Rost am Fahrwerk kommt beim Mondeo V nicht vor. Ab HU Nummer zwei im Alter von fünf Jahren stimmt es laut genanntem Report auch mit den Bremskomponenten weitgehend.
Schwächen
Die Bremsscheiben zeigen sich in den meisten Jahrgängen als übermäßig verschlissen. Und bei der ersten HU hapert es mit der Funktion der Fußbremse. In puncto Fahrwerk deuten sich ab HU Nummer vier Probleme mit Lenkgelenken und -anlagen an, unter denen der Vorgänger stark leidet.

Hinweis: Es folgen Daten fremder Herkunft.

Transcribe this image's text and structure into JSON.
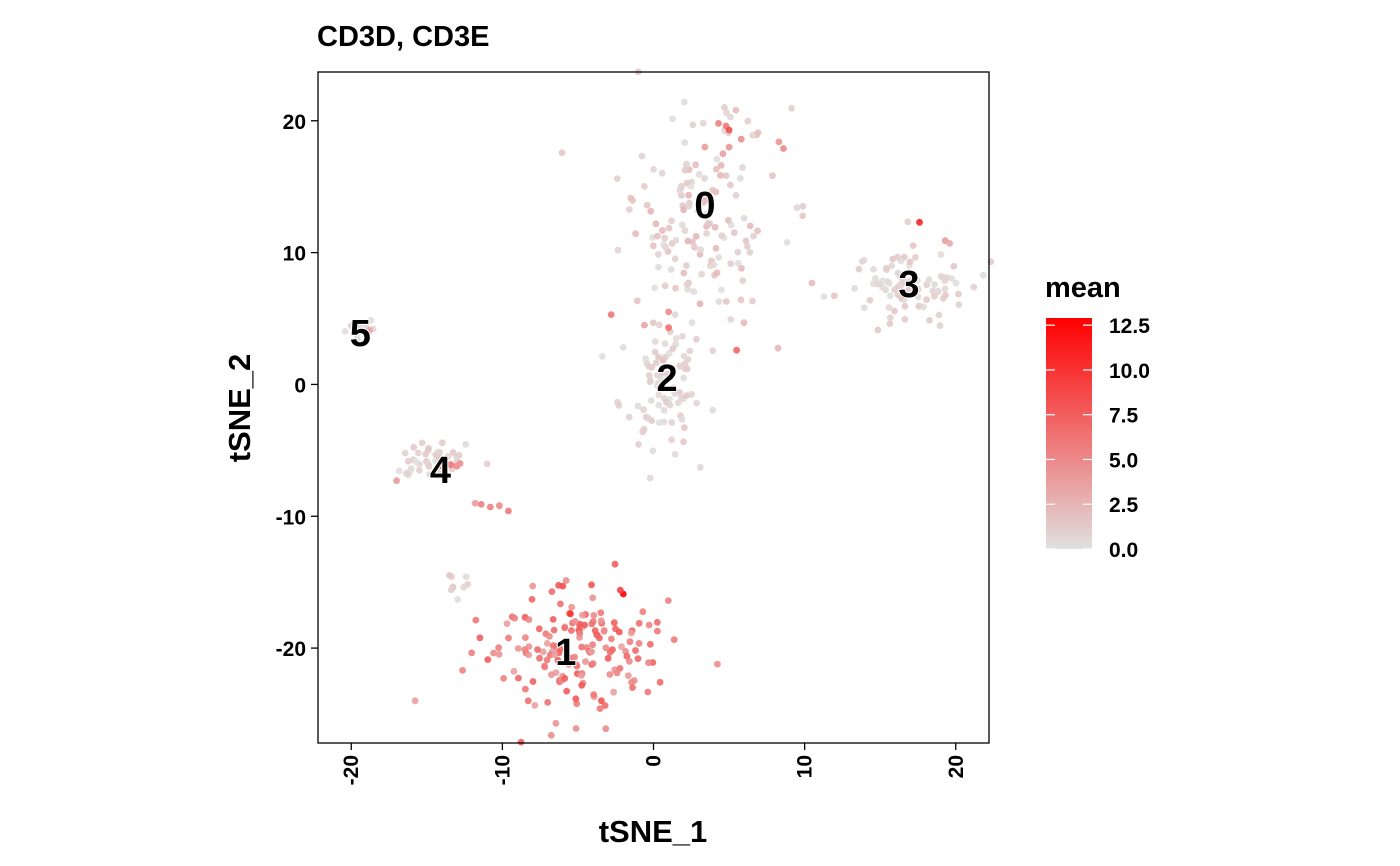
{
  "chart_data": {
    "type": "scatter",
    "title": "CD3D, CD3E",
    "xlabel": "tSNE_1",
    "ylabel": "tSNE_2",
    "xlim": [
      -22.2,
      22.2
    ],
    "ylim": [
      -27.2,
      23.7
    ],
    "x_ticks": [
      -20,
      -10,
      0,
      10,
      20
    ],
    "y_ticks": [
      -20,
      -10,
      0,
      10,
      20
    ],
    "x_tick_labels": [
      "-20",
      "-10",
      "0",
      "10",
      "20"
    ],
    "y_tick_labels": [
      "-20",
      "-10",
      "0",
      "10",
      "20"
    ],
    "grid": false,
    "color_scale": {
      "title": "mean",
      "min": 0,
      "max": 12.9,
      "low_color": "#e0e0e0",
      "high_color": "#ff0000",
      "breaks": [
        0.0,
        2.5,
        5.0,
        7.5,
        10.0,
        12.5
      ],
      "break_labels": [
        "0.0",
        "2.5",
        "5.0",
        "7.5",
        "10.0",
        "12.5"
      ],
      "placement": "right"
    },
    "cluster_labels": [
      {
        "label": "0",
        "x": 3.4,
        "y": 13.6
      },
      {
        "label": "1",
        "x": -5.8,
        "y": -20.3
      },
      {
        "label": "2",
        "x": 0.9,
        "y": 0.5
      },
      {
        "label": "3",
        "x": 16.9,
        "y": 7.6
      },
      {
        "label": "4",
        "x": -14.1,
        "y": -6.5
      },
      {
        "label": "5",
        "x": -19.4,
        "y": 3.9
      }
    ],
    "clusters": [
      {
        "id": "0",
        "cx": 3.0,
        "cy": 12.5,
        "sx": 2.6,
        "sy": 4.4,
        "n": 150,
        "mean_lo": 0.0,
        "mean_hi": 2.5,
        "hot": [
          {
            "x": 4.8,
            "y": 19.6,
            "v": 6.0
          },
          {
            "x": 5.0,
            "y": 19.3,
            "v": 8.5
          },
          {
            "x": 4.3,
            "y": 19.8,
            "v": 5.5
          },
          {
            "x": 5.8,
            "y": 18.6,
            "v": 4.8
          },
          {
            "x": 8.3,
            "y": 18.4,
            "v": 4.5
          },
          {
            "x": 8.6,
            "y": 17.9,
            "v": 5.0
          },
          {
            "x": 3.4,
            "y": 18.0,
            "v": 4.0
          },
          {
            "x": 5.0,
            "y": 18.0,
            "v": 4.5
          },
          {
            "x": 4.6,
            "y": 17.5,
            "v": 3.5
          }
        ]
      },
      {
        "id": "1",
        "cx": -5.6,
        "cy": -20.3,
        "sx": 3.0,
        "sy": 2.4,
        "n": 170,
        "mean_lo": 3.5,
        "mean_hi": 8.0,
        "hot": [
          {
            "x": -2.0,
            "y": -15.9,
            "v": 12.9
          },
          {
            "x": -2.2,
            "y": -15.6,
            "v": 9.0
          },
          {
            "x": -4.1,
            "y": -15.2,
            "v": 8.0
          },
          {
            "x": -5.5,
            "y": -17.4,
            "v": 10.0
          },
          {
            "x": -6.0,
            "y": -15.3,
            "v": 8.5
          }
        ]
      },
      {
        "id": "2",
        "cx": 0.6,
        "cy": -0.2,
        "sx": 1.4,
        "sy": 2.3,
        "n": 80,
        "mean_lo": 0.0,
        "mean_hi": 1.5,
        "hot": [
          {
            "x": -2.8,
            "y": 5.3,
            "v": 6.0
          },
          {
            "x": 1.0,
            "y": 4.3,
            "v": 6.5
          },
          {
            "x": 1.0,
            "y": 5.5,
            "v": 5.0
          },
          {
            "x": 5.5,
            "y": 2.6,
            "v": 7.0
          },
          {
            "x": -0.6,
            "y": 4.5,
            "v": 3.5
          }
        ]
      },
      {
        "id": "3",
        "cx": 16.2,
        "cy": 7.6,
        "sx": 2.4,
        "sy": 1.5,
        "n": 90,
        "mean_lo": 0.0,
        "mean_hi": 1.5,
        "hot": [
          {
            "x": 17.6,
            "y": 12.3,
            "v": 11.0
          },
          {
            "x": 19.3,
            "y": 10.9,
            "v": 4.0
          },
          {
            "x": 19.6,
            "y": 10.7,
            "v": 3.0
          }
        ]
      },
      {
        "id": "4",
        "cx": -14.6,
        "cy": -5.8,
        "sx": 1.3,
        "sy": 0.8,
        "n": 45,
        "mean_lo": 0.0,
        "mean_hi": 1.5,
        "hot": [
          {
            "x": -13.4,
            "y": -6.1,
            "v": 6.0
          },
          {
            "x": -13.0,
            "y": -6.2,
            "v": 5.0
          },
          {
            "x": -12.8,
            "y": -6.0,
            "v": 4.5
          },
          {
            "x": -14.0,
            "y": -6.2,
            "v": 5.5
          },
          {
            "x": -17.0,
            "y": -7.3,
            "v": 4.0
          },
          {
            "x": -11.4,
            "y": -9.1,
            "v": 5.5
          },
          {
            "x": -10.8,
            "y": -9.3,
            "v": 5.5
          },
          {
            "x": -10.2,
            "y": -9.2,
            "v": 5.0
          },
          {
            "x": -9.6,
            "y": -9.6,
            "v": 6.0
          },
          {
            "x": -11.8,
            "y": -9.0,
            "v": 4.0
          }
        ]
      },
      {
        "id": "5",
        "cx": -19.6,
        "cy": 4.3,
        "sx": 0.5,
        "sy": 0.3,
        "n": 15,
        "mean_lo": 0.0,
        "mean_hi": 0.8,
        "hot": [
          {
            "x": -18.8,
            "y": 4.1,
            "v": 3.5
          }
        ]
      },
      {
        "id": "4-tail",
        "cx": -13.2,
        "cy": -15.2,
        "sx": 0.5,
        "sy": 0.6,
        "n": 8,
        "mean_lo": 0.0,
        "mean_hi": 1.5,
        "hot": []
      }
    ]
  }
}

Kritisch ist auch das Lichtkapitel: Mit Ausnahme des Abblendlichtes schneiden die Modelle „in allen Disziplinen mangelhaft ab“, so der Report. Während Ölverlust demnach ein chronisches Mondeo-Problem ist, sind Abgasanlagen und die Abgasuntersuchung (AU) ein weiteres mögliches Problem, auf das Gebrauchtwagenkunden achten sollten.
Pannenverhalten
Der ADAC stuft den Mondeo ab Erstzulassungsjahr 2014 als „mittelmäßig bis unzuverlässig“ ein. Als Pannenschwerpunkte und auffällige Bauteile erweisen sich in der Pannenstatistik des Clubs: der Generator bei Exemplaren von 2015 und 2016, die Kraftstoffpumpe (2019) sowie der Klassiker unter den Pannenursachen: die Starterbatterie (2015 bis 2018 sowie 2020 und 2021).
Händler-Verkaufswert
Nach Angaben der Deutschen Automobil Treuhand (DAT) mit statistisch erwartbaren Kilometern – drei Preisbeispiele:
- Mondeo Turnier 2.0 TDCi Business Edition AWD (6/2016); 180 PS (Vierzylinder); 187.000 Kilometer; 9.725 Euro.
- Mondeo Turnier 2.0 Hybrid (6/2019); 187 PS (Vierzylinder); 98.000 Kilometer; 15.732 Euro.
- Mondeo Fließheck 1.5 EcoBoost Titanium (6/2018); 160 PS (Vierzylinder); 110.000 Kilometer; 13.087 Euro.